Chisholm described the band as a “modern Simon & Garfunkel.”
“They have a folksy, Americana sound that is driven by the instruments,” Chisholm said.
Good Old War has played more than 250 shows in the last year and has toured with bands such as Counting Crows, Dispatch and Dashboard Confessional, Chisholm said.
“They are a touring machine,” he added. “They are one of the most hard-working bands in the business.”
Coming out of Philadelphia, the band has felt a lot of support from the East Coast and is looking forward to playing at Penn State, Chisholm said.
“We love a college audience and being able to put on a fun and uplifting show,” he added.
Megan Mansell, SPA marketing chair, said that she has already seen a great interest from people on Twitter following the announcement of the performance.
“Whenever we put out surveys or ask people what they are interested in seeing, people always ask for a Mumford & Sons or the Lumineers type of band,” Mansell said. “We couldn’t get Mumford, but these guys are pretty similar.”
Corey Jackson, SPA LateNight chair, said that he and his committee have been looking to diversify the LateNight lineup.
“We’ve had hip-hop, rock, and even had some rappers, but we want to include all of the genres that people on campus are into,” Jackson said. “Indie-folk is something that we haven’t had yet.”
The band uses traditional “folksy” instruments such as a small drum set, a banjo and a fiddle, Jackson said.
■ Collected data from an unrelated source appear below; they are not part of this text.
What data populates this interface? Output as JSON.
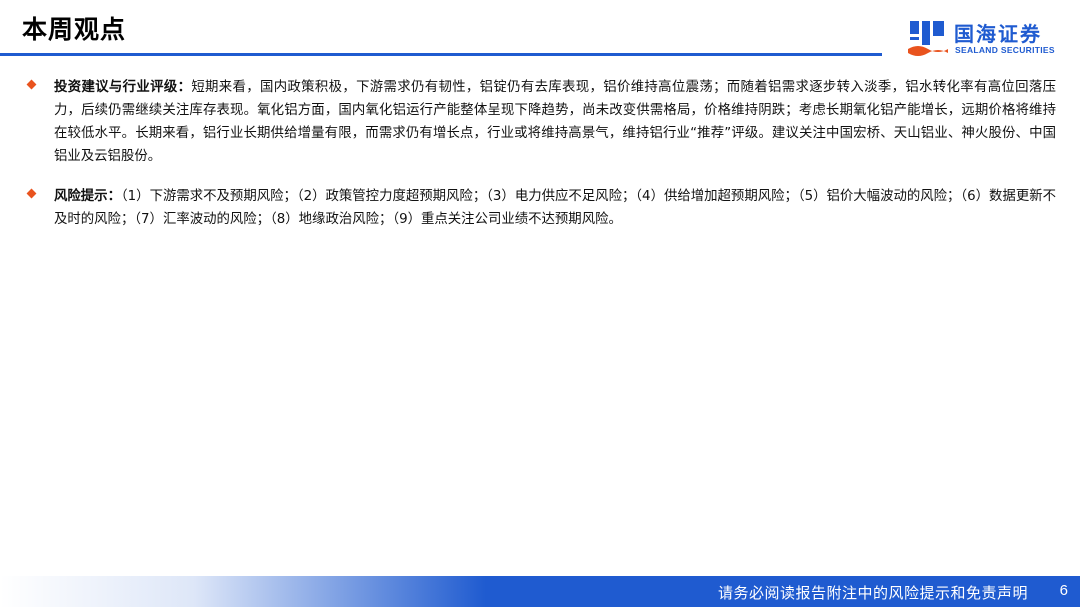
{
  "header": {
    "title": "本周观点"
  },
  "logo": {
    "name_cn": "国海证券",
    "name_en": "SEALAND SECURITIES",
    "brand_color": "#1f5bd0",
    "icon": "sealand-logo-icon"
  },
  "bullets": [
    {
      "heading": "投资建议与行业评级：",
      "text": "短期来看，国内政策积极，下游需求仍有韧性，铝锭仍有去库表现，铝价维持高位震荡；而随着铝需求逐步转入淡季，铝水转化率有高位回落压力，后续仍需继续关注库存表现。氧化铝方面，国内氧化铝运行产能整体呈现下降趋势，尚未改变供需格局，价格维持阴跌；考虑长期氧化铝产能增长，远期价格将维持在较低水平。长期来看，铝行业长期供给增量有限，而需求仍有增长点，行业或将维持高景气，维持铝行业“推荐”评级。建议关注中国宏桥、天山铝业、神火股份、中国铝业及云铝股份。"
    },
    {
      "heading": "风险提示：",
      "text": "（1）下游需求不及预期风险；（2）政策管控力度超预期风险；（3）电力供应不足风险；（4）供给增加超预期风险；（5）铝价大幅波动的风险；（6）数据更新不及时的风险；（7）汇率波动的风险；（8）地缘政治风险；（9）重点关注公司业绩不达预期风险。"
    }
  ],
  "footer": {
    "disclaimer": "请务必阅读报告附注中的风险提示和免责声明",
    "page": "6"
  },
  "colors": {
    "accent": "#1f5bd0",
    "bullet": "#e9531e"
  }
}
“This will be a much calmer evening and a great opportunity to enjoy good music with friends,” Jackson said. “People won’t have to deal with the crowds like they do with our other shows.”
Mansell said she is curious to see how people will respond to the performance because it is a departure from what SPA usually does.
“This is our first time having a band of this genre come, so we’re really excited to see what the crowd turnout will be like,” she said.